What Scaling Cannot Tell You
The scaling laws are silent on several critical questions.
They do not tell you whether a model will hallucinate. Loss reduction does not guarantee factual accuracy.
They do not tell you whether a model will be safe or aligned with human values. A model can predict text very well while being helpful, harmless, or dangerous.
They do not tell you whether a model will be good at any specific task. General loss reduction does not guarantee performance on the particular problem you care about.
They do not tell you when qualitatively new capabilities will emerge. The laws describe smooth curves, but capabilities appear discontinuously.
These gaps matter. They mean that even with perfect knowledge of scaling laws, you cannot fully predict what a model will be like. The laws constrain the possibility space without determining it.
The Philosophical Puzzle
There is something philosophically strange about scaling laws.
Why should language prediction follow such clean mathematical patterns? The training data is a messy, inconsistent snapshot of human writing. The architecture is a series of engineering choices. The optimization process is stochastic. Yet the outcome follows power laws across seven orders of magnitude.

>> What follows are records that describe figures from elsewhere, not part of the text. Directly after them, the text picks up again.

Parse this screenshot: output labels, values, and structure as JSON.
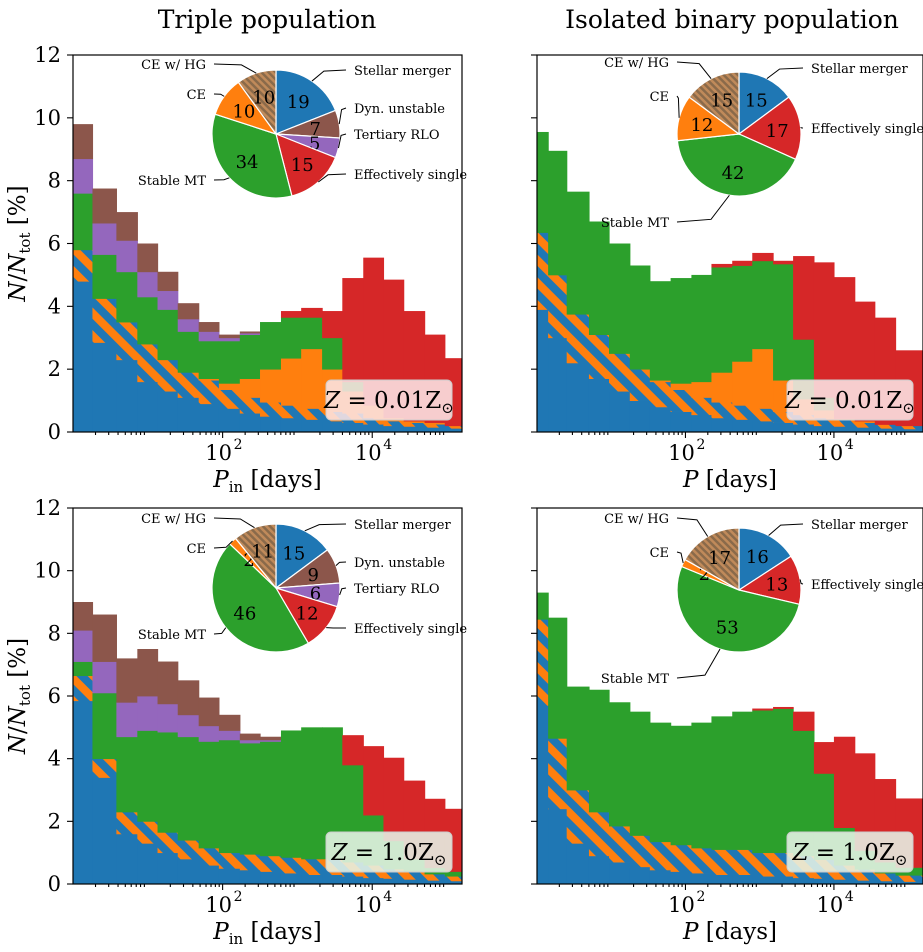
{
  "colors": {
    "ce_with_hg": "#A07848",
    "stellar_merger": "#1F77B4",
    "dyn_unstable": "#8C564B",
    "tertiary_rlo": "#9467BD",
    "effectively_single": "#D62728",
    "stable_mt": "#2CA02C",
    "ce": "#FF7F0E",
    "hatch_a": "#FF7F0E",
    "hatch_b": "#1F77B4"
  },
  "columns": [
    {
      "title": "Triple population"
    },
    {
      "title": "Isolated binary population"
    }
  ],
  "chart_data": [
    {
      "id": "triple-low-z",
      "type": "bar",
      "title": "Triple population",
      "xlabel_main": "P",
      "xlabel_sub": "in",
      "xlabel_unit": "[days]",
      "ylabel": "N/N_tot [%]",
      "ylim": [
        0,
        12
      ],
      "xscale": "log",
      "xlim_log10": [
        0.0,
        5.2
      ],
      "bin_edges_log10": [
        0.0,
        0.26,
        0.58,
        0.86,
        1.13,
        1.4,
        1.68,
        1.95,
        2.23,
        2.5,
        2.78,
        3.05,
        3.33,
        3.6,
        3.88,
        4.15,
        4.42,
        4.7,
        4.97,
        5.2
      ],
      "yticks": [
        0,
        2,
        4,
        6,
        8,
        10,
        12
      ],
      "xticks": [
        {
          "pos": 2,
          "label": "10",
          "exp": "2"
        },
        {
          "pos": 4,
          "label": "10",
          "exp": "4"
        }
      ],
      "stack_order": [
        "stellar_merger",
        "ce_with_hg",
        "ce",
        "stable_mt",
        "effectively_single",
        "tertiary_rlo",
        "dyn_unstable"
      ],
      "series": [
        {
          "key": "stellar_merger",
          "name": "Stellar merger",
          "values": [
            4.8,
            2.85,
            2.3,
            1.6,
            1.3,
            1.1,
            0.9,
            0.75,
            0.6,
            0.5,
            0.45,
            0.4,
            0.35,
            0.3,
            0.25,
            0.2,
            0.18,
            0.15,
            0.12
          ]
        },
        {
          "key": "ce_with_hg",
          "name": "CE w/ HG",
          "values": [
            1.0,
            1.4,
            1.2,
            1.2,
            1.0,
            0.8,
            0.75,
            0.6,
            0.5,
            0.45,
            0.4,
            0.35,
            0.3,
            0.3,
            0.2,
            0.15,
            0.12,
            0.1,
            0.08
          ]
        },
        {
          "key": "ce",
          "name": "CE",
          "values": [
            0.0,
            0.0,
            0.0,
            0.0,
            0.0,
            0.0,
            0.05,
            0.2,
            0.6,
            1.05,
            1.5,
            1.9,
            1.35,
            0.7,
            0.4,
            0.1,
            0.05,
            0.05,
            0.0
          ]
        },
        {
          "key": "stable_mt",
          "name": "Stable MT",
          "values": [
            1.8,
            1.4,
            1.6,
            1.5,
            1.6,
            1.3,
            1.2,
            1.35,
            1.4,
            1.5,
            1.3,
            1.0,
            1.0,
            0.3,
            0.0,
            0.0,
            0.0,
            0.0,
            0.0
          ]
        },
        {
          "key": "effectively_single",
          "name": "Effectively single",
          "values": [
            0.0,
            0.0,
            0.0,
            0.0,
            0.0,
            0.0,
            0.0,
            0.0,
            0.0,
            0.0,
            0.2,
            0.3,
            0.85,
            3.3,
            4.7,
            4.4,
            3.5,
            2.8,
            2.15
          ]
        },
        {
          "key": "tertiary_rlo",
          "name": "Tertiary RLO",
          "values": [
            1.1,
            1.0,
            1.0,
            0.8,
            0.6,
            0.4,
            0.3,
            0.1,
            0.05,
            0.0,
            0.0,
            0.0,
            0.0,
            0.0,
            0.0,
            0.0,
            0.0,
            0.0,
            0.0
          ]
        },
        {
          "key": "dyn_unstable",
          "name": "Dyn. unstable",
          "values": [
            1.1,
            1.1,
            0.9,
            0.9,
            0.6,
            0.5,
            0.3,
            0.1,
            0.05,
            0.0,
            0.0,
            0.0,
            0.0,
            0.0,
            0.0,
            0.0,
            0.0,
            0.0,
            0.0
          ]
        }
      ],
      "metallicity_label": {
        "lhs": "Z",
        "rhs": "= 0.01Z",
        "sun": "⊙"
      },
      "metallicity_box_color": "#FCE5E5",
      "pie": {
        "slices": [
          {
            "key": "stellar_merger",
            "label": "Stellar merger",
            "value": 19
          },
          {
            "key": "dyn_unstable",
            "label": "Dyn. unstable",
            "value": 7
          },
          {
            "key": "tertiary_rlo",
            "label": "Tertiary RLO",
            "value": 5
          },
          {
            "key": "effectively_single",
            "label": "Effectively single",
            "value": 15
          },
          {
            "key": "stable_mt",
            "label": "Stable MT",
            "value": 34
          },
          {
            "key": "ce",
            "label": "CE",
            "value": 10
          },
          {
            "key": "ce_with_hg",
            "label": "CE w/ HG",
            "value": 10
          }
        ]
      }
    },
    {
      "id": "binary-low-z",
      "type": "bar",
      "title": "Isolated binary population",
      "xlabel_main": "P",
      "xlabel_sub": "",
      "xlabel_unit": "[days]",
      "ylabel": "",
      "ylim": [
        0,
        12
      ],
      "xscale": "log",
      "xlim_log10": [
        0.0,
        5.2
      ],
      "bin_edges_log10": [
        0.0,
        0.15,
        0.4,
        0.7,
        0.97,
        1.25,
        1.52,
        1.8,
        2.08,
        2.35,
        2.63,
        2.9,
        3.18,
        3.45,
        3.73,
        4.0,
        4.28,
        4.55,
        4.83,
        5.2
      ],
      "yticks": [
        0,
        2,
        4,
        6,
        8,
        10,
        12
      ],
      "xticks": [
        {
          "pos": 2,
          "label": "10",
          "exp": "2"
        },
        {
          "pos": 4,
          "label": "10",
          "exp": "4"
        }
      ],
      "stack_order": [
        "stellar_merger",
        "ce_with_hg",
        "ce",
        "stable_mt",
        "effectively_single"
      ],
      "series": [
        {
          "key": "stellar_merger",
          "name": "Stellar merger",
          "values": [
            3.9,
            3.0,
            2.2,
            1.7,
            1.3,
            1.0,
            0.8,
            0.65,
            0.55,
            0.45,
            0.4,
            0.35,
            0.3,
            0.25,
            0.2,
            0.18,
            0.15,
            0.12,
            0.1
          ]
        },
        {
          "key": "ce_with_hg",
          "name": "CE w/ HG",
          "values": [
            2.45,
            2.0,
            1.55,
            1.4,
            1.2,
            1.0,
            0.8,
            0.7,
            0.55,
            0.5,
            0.45,
            0.4,
            0.35,
            0.3,
            0.25,
            0.2,
            0.15,
            0.12,
            0.1
          ]
        },
        {
          "key": "ce",
          "name": "CE",
          "values": [
            0.0,
            0.0,
            0.0,
            0.0,
            0.0,
            0.0,
            0.05,
            0.2,
            0.5,
            0.95,
            1.4,
            1.9,
            1.0,
            0.5,
            0.25,
            0.05,
            0.05,
            0.0,
            0.0
          ]
        },
        {
          "key": "stable_mt",
          "name": "Stable MT",
          "values": [
            3.2,
            3.95,
            3.9,
            3.6,
            3.5,
            3.3,
            3.15,
            3.35,
            3.4,
            3.35,
            3.05,
            2.8,
            3.7,
            1.9,
            0.4,
            0.0,
            0.0,
            0.0,
            0.0
          ]
        },
        {
          "key": "effectively_single",
          "name": "Effectively single",
          "values": [
            0.0,
            0.0,
            0.0,
            0.0,
            0.0,
            0.0,
            0.0,
            0.0,
            0.0,
            0.1,
            0.15,
            0.25,
            0.1,
            2.65,
            4.3,
            4.5,
            3.8,
            3.4,
            2.4
          ]
        }
      ],
      "metallicity_label": {
        "lhs": "Z",
        "rhs": "= 0.01Z",
        "sun": "⊙"
      },
      "metallicity_box_color": "#FCE5E5",
      "pie": {
        "slices": [
          {
            "key": "stellar_merger",
            "label": "Stellar merger",
            "value": 15
          },
          {
            "key": "effectively_single",
            "label": "Effectively single",
            "value": 17
          },
          {
            "key": "stable_mt",
            "label": "Stable MT",
            "value": 42
          },
          {
            "key": "ce",
            "label": "CE",
            "value": 12
          },
          {
            "key": "ce_with_hg",
            "label": "CE w/ HG",
            "value": 15
          }
        ]
      }
    },
    {
      "id": "triple-solar-z",
      "type": "bar",
      "title": "",
      "xlabel_main": "P",
      "xlabel_sub": "in",
      "xlabel_unit": "[days]",
      "ylabel": "N/N_tot [%]",
      "ylim": [
        0,
        12
      ],
      "xscale": "log",
      "xlim_log10": [
        0.0,
        5.2
      ],
      "bin_edges_log10": [
        0.0,
        0.26,
        0.58,
        0.86,
        1.13,
        1.4,
        1.68,
        1.95,
        2.23,
        2.5,
        2.78,
        3.05,
        3.33,
        3.6,
        3.88,
        4.15,
        4.42,
        4.7,
        4.97,
        5.2
      ],
      "yticks": [
        0,
        2,
        4,
        6,
        8,
        10,
        12
      ],
      "xticks": [
        {
          "pos": 2,
          "label": "10",
          "exp": "2"
        },
        {
          "pos": 4,
          "label": "10",
          "exp": "4"
        }
      ],
      "stack_order": [
        "stellar_merger",
        "ce_with_hg",
        "ce",
        "stable_mt",
        "effectively_single",
        "tertiary_rlo",
        "dyn_unstable"
      ],
      "series": [
        {
          "key": "stellar_merger",
          "name": "Stellar merger",
          "values": [
            5.85,
            3.4,
            1.6,
            1.3,
            1.0,
            0.8,
            0.6,
            0.5,
            0.45,
            0.4,
            0.35,
            0.3,
            0.3,
            0.25,
            0.2,
            0.18,
            0.15,
            0.12,
            0.1
          ]
        },
        {
          "key": "ce_with_hg",
          "name": "CE w/ HG",
          "values": [
            0.8,
            0.6,
            0.7,
            0.7,
            0.65,
            0.6,
            0.55,
            0.5,
            0.5,
            0.5,
            0.5,
            0.5,
            0.5,
            0.45,
            0.4,
            0.3,
            0.25,
            0.2,
            0.15
          ]
        },
        {
          "key": "ce",
          "name": "CE",
          "values": [
            0.0,
            0.0,
            0.0,
            0.0,
            0.0,
            0.0,
            0.0,
            0.0,
            0.0,
            0.0,
            0.0,
            0.0,
            0.0,
            0.0,
            0.0,
            0.0,
            0.0,
            0.0,
            0.0
          ]
        },
        {
          "key": "stable_mt",
          "name": "Stable MT",
          "values": [
            0.45,
            2.1,
            2.4,
            2.9,
            3.2,
            3.3,
            3.4,
            3.6,
            3.55,
            3.65,
            4.05,
            4.2,
            4.2,
            3.1,
            1.6,
            0.9,
            0.4,
            0.2,
            0.15
          ]
        },
        {
          "key": "effectively_single",
          "name": "Effectively single",
          "values": [
            0.0,
            0.0,
            0.0,
            0.0,
            0.0,
            0.0,
            0.0,
            0.0,
            0.0,
            0.0,
            0.0,
            0.0,
            0.0,
            0.95,
            2.2,
            2.65,
            2.5,
            2.2,
            2.0
          ]
        },
        {
          "key": "tertiary_rlo",
          "name": "Tertiary RLO",
          "values": [
            1.0,
            1.0,
            1.1,
            1.1,
            0.9,
            0.7,
            0.5,
            0.3,
            0.1,
            0.05,
            0.0,
            0.0,
            0.0,
            0.0,
            0.0,
            0.0,
            0.0,
            0.0,
            0.0
          ]
        },
        {
          "key": "dyn_unstable",
          "name": "Dyn. unstable",
          "values": [
            0.9,
            1.5,
            1.4,
            1.5,
            1.35,
            1.1,
            0.9,
            0.5,
            0.2,
            0.1,
            0.0,
            0.0,
            0.0,
            0.0,
            0.0,
            0.0,
            0.0,
            0.0,
            0.0
          ]
        }
      ],
      "metallicity_label": {
        "lhs": "Z",
        "rhs": "= 1.0Z",
        "sun": "⊙"
      },
      "metallicity_box_color": "#E6F2E6",
      "pie": {
        "slices": [
          {
            "key": "stellar_merger",
            "label": "Stellar merger",
            "value": 15
          },
          {
            "key": "dyn_unstable",
            "label": "Dyn. unstable",
            "value": 9
          },
          {
            "key": "tertiary_rlo",
            "label": "Tertiary RLO",
            "value": 6
          },
          {
            "key": "effectively_single",
            "label": "Effectively single",
            "value": 12
          },
          {
            "key": "stable_mt",
            "label": "Stable MT",
            "value": 46
          },
          {
            "key": "ce",
            "label": "CE",
            "value": 2
          },
          {
            "key": "ce_with_hg",
            "label": "CE w/ HG",
            "value": 11
          }
        ]
      }
    },
    {
      "id": "binary-solar-z",
      "type": "bar",
      "title": "",
      "xlabel_main": "P",
      "xlabel_sub": "",
      "xlabel_unit": "[days]",
      "ylabel": "",
      "ylim": [
        0,
        12
      ],
      "xscale": "log",
      "xlim_log10": [
        0.0,
        5.2
      ],
      "bin_edges_log10": [
        0.0,
        0.15,
        0.4,
        0.7,
        0.97,
        1.25,
        1.52,
        1.8,
        2.08,
        2.35,
        2.63,
        2.9,
        3.18,
        3.45,
        3.73,
        4.0,
        4.28,
        4.55,
        4.83,
        5.2
      ],
      "yticks": [
        0,
        2,
        4,
        6,
        8,
        10,
        12
      ],
      "xticks": [
        {
          "pos": 2,
          "label": "10",
          "exp": "2"
        },
        {
          "pos": 4,
          "label": "10",
          "exp": "4"
        }
      ],
      "stack_order": [
        "stellar_merger",
        "ce_with_hg",
        "ce",
        "stable_mt",
        "effectively_single"
      ],
      "series": [
        {
          "key": "stellar_merger",
          "name": "Stellar merger",
          "values": [
            5.7,
            2.4,
            1.3,
            0.9,
            0.7,
            0.55,
            0.45,
            0.4,
            0.35,
            0.3,
            0.3,
            0.25,
            0.25,
            0.2,
            0.18,
            0.15,
            0.12,
            0.1,
            0.08
          ]
        },
        {
          "key": "ce_with_hg",
          "name": "CE w/ HG",
          "values": [
            2.75,
            2.25,
            1.7,
            1.4,
            1.15,
            1.0,
            0.9,
            0.85,
            0.8,
            0.8,
            0.8,
            0.75,
            0.75,
            0.7,
            0.6,
            0.45,
            0.35,
            0.25,
            0.2
          ]
        },
        {
          "key": "ce",
          "name": "CE",
          "values": [
            0.0,
            0.0,
            0.0,
            0.0,
            0.0,
            0.0,
            0.0,
            0.0,
            0.0,
            0.0,
            0.0,
            0.0,
            0.0,
            0.0,
            0.0,
            0.0,
            0.0,
            0.0,
            0.0
          ]
        },
        {
          "key": "stable_mt",
          "name": "Stable MT",
          "values": [
            0.85,
            3.85,
            3.3,
            3.9,
            3.95,
            3.95,
            3.8,
            3.8,
            4.0,
            4.25,
            4.4,
            4.55,
            4.6,
            4.0,
            2.75,
            1.2,
            0.6,
            0.35,
            0.25
          ]
        },
        {
          "key": "effectively_single",
          "name": "Effectively single",
          "values": [
            0.0,
            0.0,
            0.0,
            0.0,
            0.0,
            0.0,
            0.0,
            0.0,
            0.0,
            0.0,
            0.0,
            0.05,
            0.05,
            0.6,
            1.0,
            2.9,
            3.1,
            2.65,
            2.2
          ]
        }
      ],
      "metallicity_label": {
        "lhs": "Z",
        "rhs": "= 1.0Z",
        "sun": "⊙"
      },
      "metallicity_box_color": "#E6F2E6",
      "pie": {
        "slices": [
          {
            "key": "stellar_merger",
            "label": "Stellar merger",
            "value": 16
          },
          {
            "key": "effectively_single",
            "label": "Effectively single",
            "value": 13
          },
          {
            "key": "stable_mt",
            "label": "Stable MT",
            "value": 53
          },
          {
            "key": "ce",
            "label": "CE",
            "value": 2
          },
          {
            "key": "ce_with_hg",
            "label": "CE w/ HG",
            "value": 17
          }
        ]
      }
    }
  ]
}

Some see this as evidence that intelligence has mathematical structure waiting to be discovered. Others see it as a suspicious coincidence that might not hold forever. Still others argue it simply reflects the statistical properties of language itself.
The scaling laws work. Why they work remains genuinely unclear.
Where This Leaves Us
The scaling laws gave the AI industry something it desperately needed: a planning framework. They enabled billion-dollar investments, multi-year roadmaps, and confident predictions about future capabilities.
But frameworks can become prisons.
The focus on scaling may have crowded out other approaches. Massive compute became the default solution even when smaller experiments could have answered the same questions. Academic research got marginalized. Alternative architectures got less attention.
Now, as pre-training scaling shows signs of strain, the industry is discovering other paths. Inference scaling. Synthetic data. Better training algorithms. Post-training optimization. These approaches existed all along but lived in scaling’s shadow.
The scaling laws were a discovery about how AI works. They were also a choice about how to pursue progress. Whether that choice was optimal, whether we would be further ahead today with more diverse approaches, is a question nobody can answer with certainty.
What we do know: the curves still slope downward. Compute still helps. The laws still hold, even if the gains get harder to capture.
The next breakthrough might come from more scale, or from something else entirely.